Even if we weren't already expecting a plot twist over Kraal, Uhura is given a line to tip us off that one's incoming. And the way it's delivered is effectively handled, suddenly fixing on a clue which has been hiding in plain slight just as we've been looking elsewhere.

Yet it's this twist which truly scuppers the film. It turns out... I said there'd be plot spoilers, didn't I?... it turns out Kraal was himself a Starfleet captain, who wound up marooned on a distant planet, became convinced he was dumped there and consequently got a little embittered. And okay, aliens in science fiction are never going to be truly alien. That would make them beyond imagining, and then no-one would be able to imagine them. They're always going to be our shadow selves in some form, us at our worst so our best can get in a fistfight with them.

But there's a question of degree. Making them our literal shadow selves and no more turns them from disturbing shapes into mere reflections. It's taking those shadows and wringing the darkness from them, it robs them of any element of alienness. Historically as the Earth became delineated to the inch by spoilsport cartographers, the edge of the map was pushed further out and finally space became the place for the weird and inexplicable. This is more less what lies behind the rise of science fiction as a popular medium. It's where the strange can still be strange, where the unknown rears up at us. If you don't honour this then the science fiction becomes just a setting, a desktop background interchangeable with any other.

And this fault line is blown wide open by the ending. In'Into Darkness' we returned to Earth for a final battle with a terrorist bad guy intent on blowing up stuff. And here... okay, it's the futuristic city of a space station, but that's pretty much the same thing. And it's worse than repetition, it's even worse than the nagging sense we never really went anywhere, it runs counter to the most basic premise of 'Star Trek' – the bit spelt out up front about boldly going. Significantly that fabled opening monologue is now relegated to the end of the film, like the franchise is permanently being thrown off course and trying to get back on track. This film should really be called 'Star Trek Back Again'.

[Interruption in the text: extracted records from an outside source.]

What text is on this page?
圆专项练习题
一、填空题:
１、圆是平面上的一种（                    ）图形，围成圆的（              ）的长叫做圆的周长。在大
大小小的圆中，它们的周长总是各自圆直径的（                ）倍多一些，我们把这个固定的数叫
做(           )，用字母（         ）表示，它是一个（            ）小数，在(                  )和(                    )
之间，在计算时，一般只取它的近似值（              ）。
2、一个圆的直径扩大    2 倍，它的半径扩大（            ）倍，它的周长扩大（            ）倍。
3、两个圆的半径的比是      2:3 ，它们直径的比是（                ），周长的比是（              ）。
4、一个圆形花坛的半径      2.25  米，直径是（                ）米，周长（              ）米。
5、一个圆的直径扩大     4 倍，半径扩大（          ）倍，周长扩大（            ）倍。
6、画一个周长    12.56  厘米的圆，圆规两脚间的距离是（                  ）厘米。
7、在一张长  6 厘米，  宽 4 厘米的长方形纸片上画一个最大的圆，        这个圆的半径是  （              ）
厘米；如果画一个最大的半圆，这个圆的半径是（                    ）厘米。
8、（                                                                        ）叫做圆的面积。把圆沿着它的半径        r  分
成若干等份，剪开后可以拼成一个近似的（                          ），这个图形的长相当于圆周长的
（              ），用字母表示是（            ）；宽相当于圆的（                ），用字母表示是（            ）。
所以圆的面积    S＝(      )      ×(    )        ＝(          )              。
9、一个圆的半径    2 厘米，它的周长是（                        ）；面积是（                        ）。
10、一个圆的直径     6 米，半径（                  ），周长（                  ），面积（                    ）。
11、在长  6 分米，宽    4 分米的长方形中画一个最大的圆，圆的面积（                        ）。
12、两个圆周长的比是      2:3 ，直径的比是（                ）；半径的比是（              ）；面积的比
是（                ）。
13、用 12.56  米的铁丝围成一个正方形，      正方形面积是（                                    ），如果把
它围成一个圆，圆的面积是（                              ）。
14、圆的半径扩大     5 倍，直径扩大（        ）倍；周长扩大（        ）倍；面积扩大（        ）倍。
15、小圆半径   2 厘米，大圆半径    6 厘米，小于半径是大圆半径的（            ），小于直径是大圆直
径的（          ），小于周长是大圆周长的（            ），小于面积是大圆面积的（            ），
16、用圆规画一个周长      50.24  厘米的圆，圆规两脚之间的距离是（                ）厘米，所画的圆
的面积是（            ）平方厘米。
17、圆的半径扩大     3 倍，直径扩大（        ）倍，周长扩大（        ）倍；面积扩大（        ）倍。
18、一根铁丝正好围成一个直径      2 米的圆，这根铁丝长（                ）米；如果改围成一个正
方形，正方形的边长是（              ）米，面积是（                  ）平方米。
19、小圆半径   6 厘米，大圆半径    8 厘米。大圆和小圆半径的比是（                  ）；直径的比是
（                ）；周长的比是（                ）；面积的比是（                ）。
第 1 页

Because Star Trek is inherently about frontiers not home bases. Roddenberry's well-known original pitch for the show was “Wagon Train to the Stars”. Starfleet can be referenced, but needs to be kept in the background of a story. Kirk should land on an alien planet like a Marshall bringing law to Dodge City, explorer and policemen simultaneously. In short, this film is not without it's moments. But it's reached the point where they made Star Trek so unlike itself, that even a non-fan like me thought of throwing in the towel.